Let me examine this simple circuit

We know that for an ideal BJT the collector current will follow this equation:

$$I_C = I_S \times \left(e^{\frac{V_{BE}}{V_T}}-1 \right)$$

As you can see in this case we have \$I_S = 1E-14 = 10\text{fA}\$ and by default the ambient temperature is equal to \$ 27°C\$ thus \$V_T = 25.8649\text{mV}\$ and \$\beta = 100\$. And the emission coefficient/ideality factor \$NF = 1\$ by default.

And we can try to solve this circuit using the old method known as an iterative method.

First, we as usually assume some \$V_{BE}\$ value and solve for \$I_B\$ current.

$$I_B(1) = \frac{10V - 0.6V}{100k\Omega} = 94\mu A$$

Now I will use this equation to solve for the new \$V_{BE}\$ value.

$$ V_{BE} = V_T \ln \left(\frac{I_C}{I_S}+1\right)$$

But because you want to find the base current we must modify the equation to:

$$I_{SB} = \frac{I_S}{\beta} = 1E-16 = 0.1\text{fA}$$

$$ V_{BE} = V_T \ln \left(\frac{I_B}{I_{SB}}+1\right)$$

So, we finally can find the new \$V_{BE}\$

$$ V_{BE}(2) = V_T \ln \left(\frac{I_B}{I_{SB}}+1\right) = 0.7131V$$

Now I will use this new \$V_{BE}\$ value to find the new base current value.

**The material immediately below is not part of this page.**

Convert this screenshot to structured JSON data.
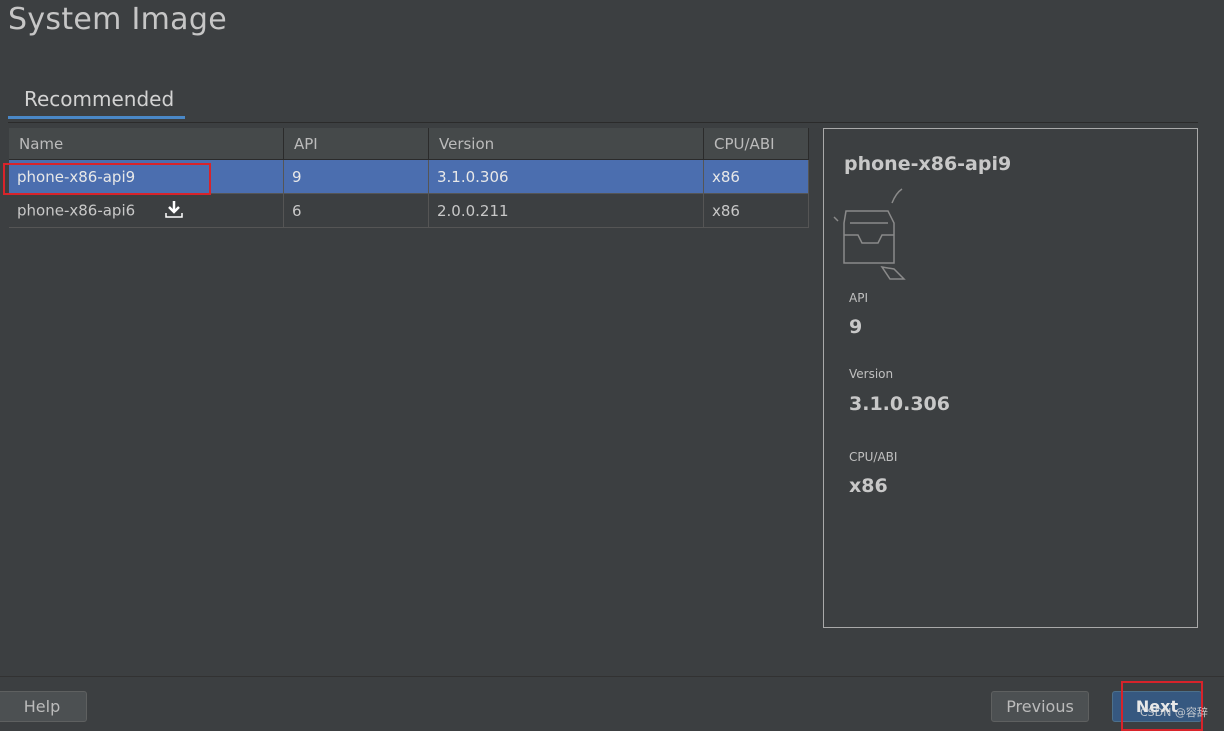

$$ I_B(2) = \frac{10V - 0.7131V}{100k\Omega} = 92.869 \mu A$$

And we continue and find new \$V_{BE}\$ value and base current value.

$$ V_{BE}(3) = 25.8649\text{mV} \ln \left(\frac{ 92.869 \mu A}{0.1\text{fA}}+1\right) = 0.71276V$$

$$ I_B(3) = \frac{10V - 0.7128V}{100k\Omega} = 92.872 \mu A$$

$$ V_{BE}(4) = 25.8649\text{mV} \ln \left(\frac{ 92.872 \mu A}{0.1\text{fA}}+1\right) = 0.71276V$$

AS you can see because we are getting almost the same numbers we can conclude that.

\$V_{BE} = 0.7128V\$ and \$I_B = 92.872 \mu A\$ and \$I_C = \beta I_B = 9.2872mA\$

Of course, sometimes the equation does not converge, then we need to use for example the average value of the previous estimate and the calculated value.